Upon completion of a technology transfer of the Power 3 PK IP into a facility designated by AMBS completed to the complete satisfaction of AMBS and transfer of ownership of any and all patents pertaining to Parkinson's disease diagnosis by way of assignment of all related Power 3 PK IP, AMBS will be required to exercise this Asset Purchase Option as described below in Section 2.
For the term of this Agreement, Power 3 hereby grants to AMBS an exclusive worldwide license to develop, manufacture, have manufactured, use, market, sell and import medical devices and methods under the Power 3 PK IP, including but not limited to the items of intellectual property detailed on Schedule A hereto, and to use all trademarks and copyrights related to the Power 3 PK IP in furtherance of such activities.
All medical devices and all additional intellectual property pertaining to Parkinson's disease diagnosis, including all additional patents, applications, trademarks, copyrights, inventions, trade secrets, and know-how developed by AMBS or Power 3 during the term of this Agreement relating to or based in whole or in part on the Power 3 PK IP shall be the sole and exclusive property of the developing party.

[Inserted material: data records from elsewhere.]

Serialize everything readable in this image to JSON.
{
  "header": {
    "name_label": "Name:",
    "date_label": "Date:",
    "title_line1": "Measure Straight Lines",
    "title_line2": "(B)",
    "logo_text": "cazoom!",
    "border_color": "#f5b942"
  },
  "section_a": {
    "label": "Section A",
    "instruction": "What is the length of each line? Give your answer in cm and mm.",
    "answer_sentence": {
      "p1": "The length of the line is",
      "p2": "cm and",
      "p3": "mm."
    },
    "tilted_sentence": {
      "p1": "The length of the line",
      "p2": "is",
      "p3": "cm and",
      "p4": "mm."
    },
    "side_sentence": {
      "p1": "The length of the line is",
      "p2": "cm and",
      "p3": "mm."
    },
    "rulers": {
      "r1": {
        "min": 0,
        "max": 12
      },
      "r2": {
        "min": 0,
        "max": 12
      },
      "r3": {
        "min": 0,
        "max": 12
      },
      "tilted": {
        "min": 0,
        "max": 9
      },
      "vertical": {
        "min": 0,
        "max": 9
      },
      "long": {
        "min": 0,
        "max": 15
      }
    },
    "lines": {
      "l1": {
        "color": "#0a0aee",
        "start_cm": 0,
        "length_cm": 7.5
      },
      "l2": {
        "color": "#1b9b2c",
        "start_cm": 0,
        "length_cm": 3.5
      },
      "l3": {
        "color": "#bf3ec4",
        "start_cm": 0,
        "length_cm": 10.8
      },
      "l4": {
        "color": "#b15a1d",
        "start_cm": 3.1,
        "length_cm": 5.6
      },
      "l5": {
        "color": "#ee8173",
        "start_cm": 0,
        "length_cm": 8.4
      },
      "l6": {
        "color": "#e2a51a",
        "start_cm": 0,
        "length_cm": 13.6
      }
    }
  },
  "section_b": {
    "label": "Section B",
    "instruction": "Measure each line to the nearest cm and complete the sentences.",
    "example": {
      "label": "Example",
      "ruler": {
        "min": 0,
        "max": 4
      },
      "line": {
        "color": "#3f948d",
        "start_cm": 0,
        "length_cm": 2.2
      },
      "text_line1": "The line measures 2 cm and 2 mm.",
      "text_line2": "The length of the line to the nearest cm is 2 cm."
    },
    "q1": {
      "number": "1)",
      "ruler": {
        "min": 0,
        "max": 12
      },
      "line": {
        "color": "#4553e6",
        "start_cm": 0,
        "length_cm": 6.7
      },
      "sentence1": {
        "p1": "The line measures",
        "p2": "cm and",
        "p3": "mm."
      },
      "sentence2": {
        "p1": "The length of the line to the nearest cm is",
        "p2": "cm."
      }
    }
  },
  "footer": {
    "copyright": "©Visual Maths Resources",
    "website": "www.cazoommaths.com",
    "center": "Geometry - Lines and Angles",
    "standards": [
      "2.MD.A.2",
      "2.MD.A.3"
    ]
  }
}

Power 3 (i) owns, free and clear of all liens, all patents, trademarks, copyrights, inventions, trade secrets, and know-how related to or comprising the Power 3 PK IP, (ii) has not sold or granted to any third party any rights in the Power 3 PK IP, and (iii) has the right to use such intellectual property without infringing upon or otherwise acting adversely to the right of any person under or with respect to any of the foregoing.
All of the Power 3 PK IP can and will be licensed by Power 3 to AMBS upon the terms of this Agreement without the consent of any Person other than AMBS.